The ingredients that you will require are simple and few.
Green Beans: 500 grams
Mustard Oil: 2 tablespoons
Black Mustard Seeds (Rai): 1 teaspoon
Onions: 2, small
Coriander (Dhania) Leaves: 1 tablespoon
Salt: to taste
The quantities mentioned above are for serving four persons. Adjust the quantities proportionately to suit the number of servings you require.
Wash and cut the green beans into small pieces, around a centimetre in length.
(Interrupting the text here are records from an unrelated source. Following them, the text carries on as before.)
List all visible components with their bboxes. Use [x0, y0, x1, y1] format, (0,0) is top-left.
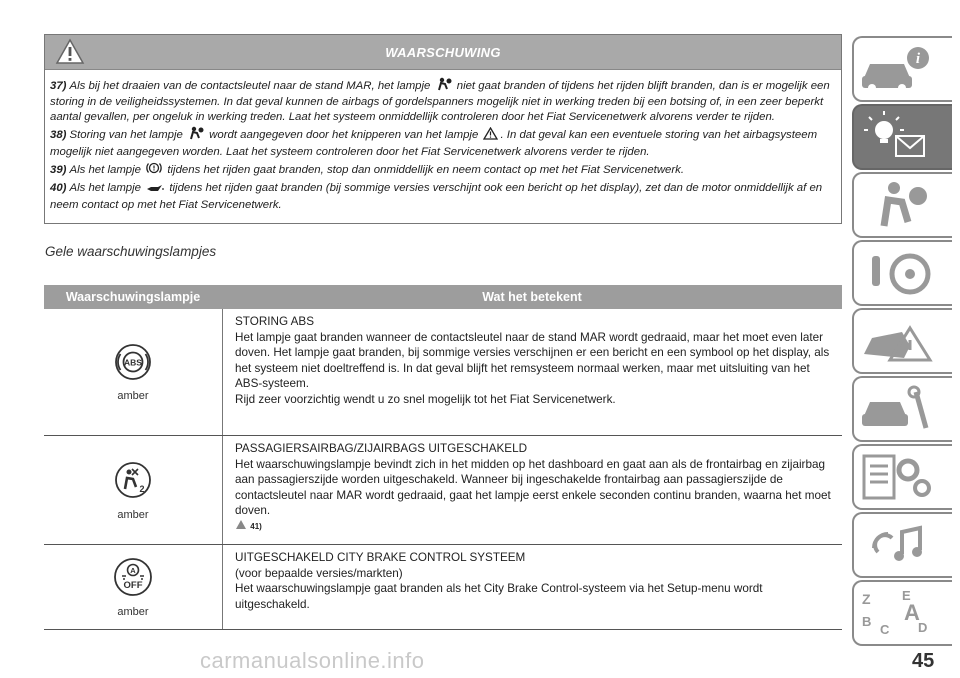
- warning-triangle-icon: [235, 520, 247, 533]
- watermark: carmanualsonline.info: [200, 648, 425, 673]
- svg-text:E: E: [902, 588, 911, 603]
- tab-maintenance[interactable]: [852, 376, 952, 442]
- row-body: Het lampje gaat branden wanneer de contactsleutel naar de stand MAR wordt gedraaid, maar het moet even later doven. Het lampje gaat branden, bij sommige versies verschijnen er een bericht en een symbool op het display, als het systeem niet doeltreffend is. In dat geval blijft het remsysteem normaal werken, maar met uitsluiting van het ABS-systeem.: [235, 330, 830, 391]
- oil-pressure-icon: [146, 183, 164, 197]
- warning-box: [44, 34, 842, 224]
- abs-warning-icon: [114, 343, 152, 386]
- warning-item-40: 40) Als het lampje tijdens het rijden gaat branden (bij sommige versies verschijnt ook een bericht op het display), zet dan de motor onmiddellijk af en neem contact op met het Fiat Servicenetwerk.: [50, 182, 823, 211]
- section-title: Gele waarschuwingslampjes: [45, 244, 217, 259]
- table-row: [44, 545, 842, 630]
- warning-lights-icon: [854, 155, 946, 172]
- airbag-warning-icon: [436, 77, 452, 95]
- airbag-warning-icon: [188, 126, 204, 144]
- row-body: (voor bepaalde versies/markten): [235, 566, 403, 580]
- emergency-icon: [854, 359, 946, 376]
- warning-triangle-icon: [483, 127, 498, 144]
- reference-number: 41): [250, 522, 262, 532]
- tab-car-info[interactable]: [852, 36, 952, 102]
- row-title: PASSAGIERSAIRBAG/ZIJAIRBAGS UITGESCHAKELD: [235, 442, 528, 455]
- svg-text:OFF: OFF: [123, 579, 143, 591]
- warning-body: [45, 70, 841, 212]
- maintenance-icon: [854, 427, 946, 444]
- tab-starting-driving[interactable]: [852, 240, 952, 306]
- row-body: Het waarschuwingslampje bevindt zich in het midden op het dashboard en gaat aan als de frontairbag en zijairbag aan passagierszijde worden uitgeschakeld. Wanneer bij ingeschakelde frontairbag aan passagierszijde de contactsleutel naar MAR wordt gedraaid, gaat het lampje eerst enkele seconden continu branden, waarna het moet doven.: [235, 457, 831, 518]
- warning-item-38: 38) Storing van het lampje wordt aangegeven door het knipperen van het lampje . In dat geval kan een eventuele storing van het airbagsysteem mogelijk niet aangegeven worden. Laat het systeem controleren door het Fiat Servicenetwerk alvorens verder te rijden.: [50, 126, 836, 159]
- warning-header: [45, 35, 841, 70]
- starting-driving-icon: [854, 291, 946, 308]
- brake-warning-icon: [146, 161, 162, 179]
- passenger-airbag-off-icon: [114, 460, 152, 505]
- svg-text:2: 2: [139, 483, 145, 494]
- svg-text:A: A: [904, 600, 920, 625]
- safety-icon: [854, 223, 946, 240]
- tab-emergency[interactable]: [852, 308, 952, 374]
- table-row: [44, 436, 842, 545]
- svg-text:i: i: [915, 51, 921, 67]
- technical-data-icon: [854, 495, 946, 512]
- multimedia-icon: [854, 563, 946, 580]
- svg-text:Z: Z: [862, 591, 871, 607]
- tab-technical-data[interactable]: [852, 444, 952, 510]
- car-info-icon: [854, 51, 946, 104]
- color-label: amber: [117, 389, 149, 402]
- row-title: STORING ABS: [235, 315, 315, 328]
- tab-index[interactable]: [852, 580, 952, 646]
- row-body: Het waarschuwingslampje gaat branden als het City Brake Control-systeem via het Setup-menu wordt uitgeschakeld.: [235, 582, 763, 611]
- index-icon: [854, 588, 946, 648]
- column-header-lamp: Waarschuwingslampje: [65, 290, 201, 304]
- svg-text:C: C: [880, 622, 890, 637]
- svg-text:A: A: [130, 565, 136, 575]
- warning-title: WAARSCHUWING: [385, 45, 501, 60]
- color-label: amber: [117, 508, 149, 521]
- row-title: UITGESCHAKELD CITY BRAKE CONTROL SYSTEEM: [235, 551, 526, 564]
- warning-item-39: 39) Als het lampje tijdens het rijden gaat branden, stop dan onmiddellijk en neem contact op met het Fiat Servicenetwerk.: [50, 161, 836, 179]
- column-header-meaning: Wat het betekent: [482, 290, 582, 304]
- tab-multimedia[interactable]: [852, 512, 952, 578]
- color-label: amber: [117, 605, 149, 618]
- row-body: Rijd zeer voorzichtig wendt u zo snel mogelijk tot het Fiat Servicenetwerk.: [235, 392, 616, 406]
- city-brake-off-icon: [113, 557, 153, 602]
- table-header: [44, 285, 842, 309]
- tab-safety[interactable]: [852, 172, 952, 238]
- svg-text:B: B: [862, 614, 872, 629]
- tab-warning-lights[interactable]: [852, 104, 952, 170]
- warning-lights-table: [44, 285, 842, 630]
- svg-text:ABS: ABS: [124, 357, 142, 367]
- svg-text:D: D: [918, 620, 928, 635]
- table-row: [44, 309, 842, 436]
- warning-item-37: 37) Als bij het draaien van de contactsleutel naar de stand MAR, het lampje niet gaat branden of tijdens het rijden blijft branden, dan is er mogelijk een storing in de veiligheidssystemen. In dat geval kunnen de airbags of gordelspanners mogelijk niet in werking treden bij een botsing of, in een zeer beperkt aantal gevallen, per ongeluk in werking treden. Laat het systeem onmiddellijk controleren door het Fiat Servicenetwerk alvorens verder te rijden.: [50, 77, 836, 124]
- page-number: 45: [912, 650, 935, 672]
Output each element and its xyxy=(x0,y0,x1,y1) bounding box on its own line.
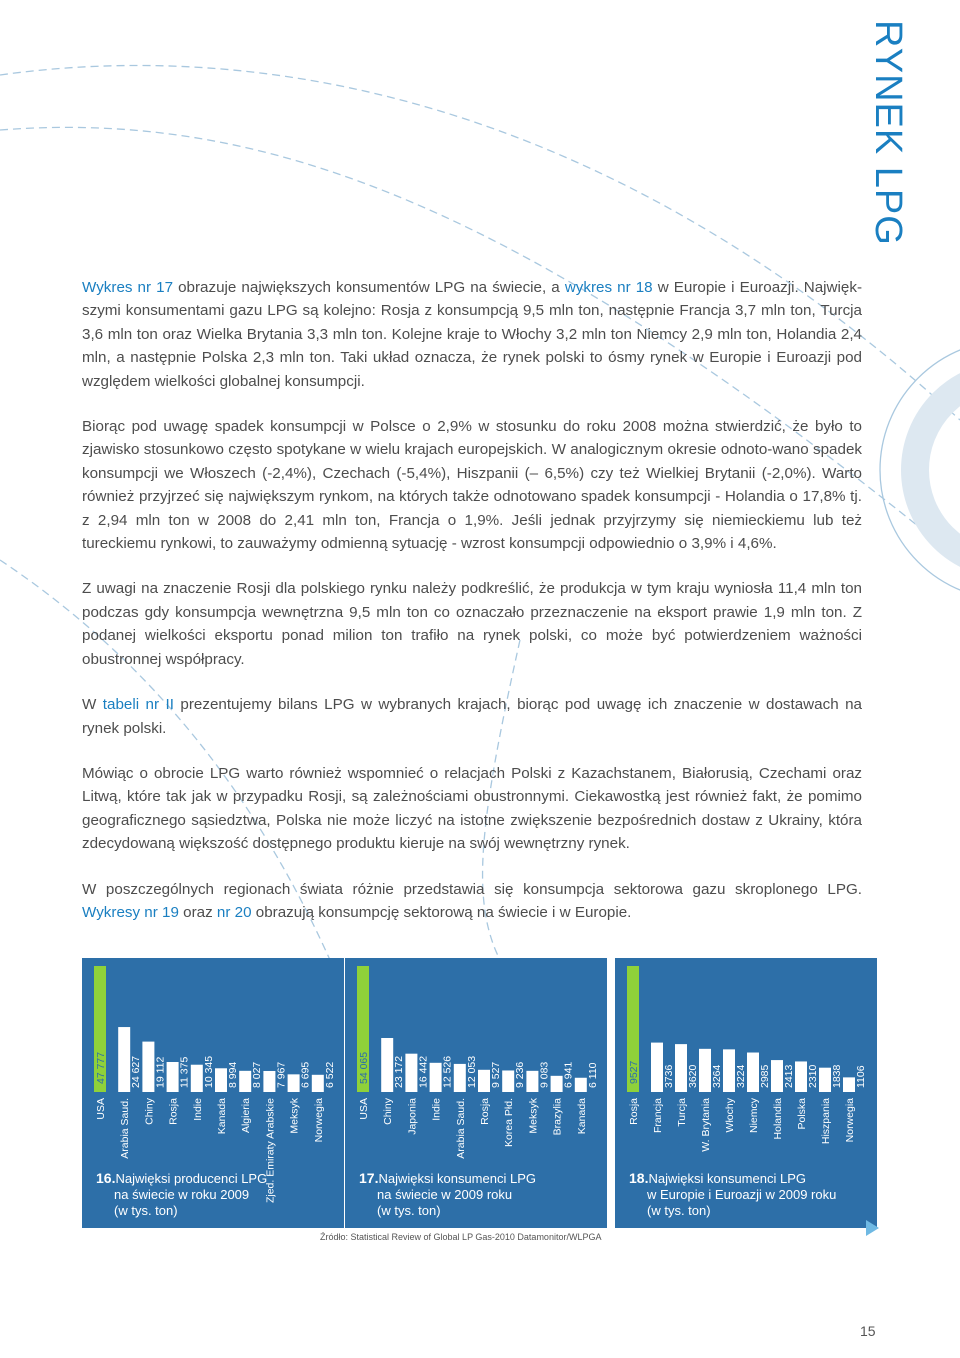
data-label: 12 526 xyxy=(441,1055,454,1088)
bar xyxy=(381,1038,393,1092)
bar xyxy=(771,1060,783,1092)
category-label: Indie xyxy=(430,1098,443,1121)
data-label: 3264 xyxy=(711,1064,723,1088)
text-run: W xyxy=(82,696,103,714)
category-label: USA xyxy=(358,1098,370,1120)
category-label: Japonia xyxy=(406,1098,419,1135)
caption-line: w Europie i Euroazji w 2009 roku xyxy=(647,1187,837,1202)
caption-number: 16. xyxy=(96,1170,116,1186)
bar xyxy=(526,1071,538,1092)
text-run: Biorąc pod uwagę spadek konsumpcji w Polsce o 2,9% w stosunku do roku 2008 można stwierdzić, że było to zjawisko stosunkowo często spotykane w wielu krajach europejskich. W analogicznym okresie odnoto-wano spadek konsumpcji we Włoszech (-2,4%), Czechach (-5,4%), Hiszpanii (– 6,5%) czy też Wielkiej Brytanii (-2,0%). Warto również przyjrzeć się największym rynkom, na których także odnotowano spadek konsumpcji - Holandia o 17,8% tj. z 2,94 mln ton w 2008 do 2,41 mln ton, Francja o 1,9%. Jeśli jednak przyjrzymy się niemieckiemu lub też tureckiemu rynkowi, to zauważymy odmienną sytuację - wzrost konsumpcji odpowiednio o 3,9% i 4,6%. xyxy=(82,418,862,553)
paragraph xyxy=(82,276,862,393)
category-label: Korea Płd. xyxy=(503,1098,516,1148)
category-label: Chiny xyxy=(382,1098,395,1125)
chart-18-caption xyxy=(629,1170,836,1219)
paragraph xyxy=(82,415,862,555)
page-number: 15 xyxy=(860,1323,876,1339)
chart-17 xyxy=(345,958,607,1228)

Cut the ends of the beans off and discard them. Heat water in a pan and bring it to a boil. Add the cut green beans along with salt. Cook till the beans are tender but still firm; make sure that they don’t become pulpy. Cooking the beans should take around four minutes or so. When the beans are done, drain the water and keep the beans aside.
Peel, wash and cut the onions into slices.
Coarsely chop the coriander leaves.
Heat the Mustard Oil in a pan on Medium heat. When the oil reaches its smoking point and emits puffs of aromatic (and pungent) white smoke, turn the flame down to Low. Then add the mustard seeds and sauté till the seeds begin to splutter.
Next add the onion slices and sauté for around a minute or so.
Now add the beans and stir-fry making sure all the contents of the pan get mixed evenly.
Finally add the chopped coriander leaves and stir to mix. Toss the contents a couple of times – and you’re done. Turn the flame off and transfer the contents of the pan to a serving dish.
Your Green Beans with Mustard Seeds are now ready. Enjoy the crunchiness of the beans along with the subtle warmth of mustard oil and you will experience what Chef Madison was talking about – the ability of Mustard Oil to heighten the flavour of a vegetable that would normally taste quite bland.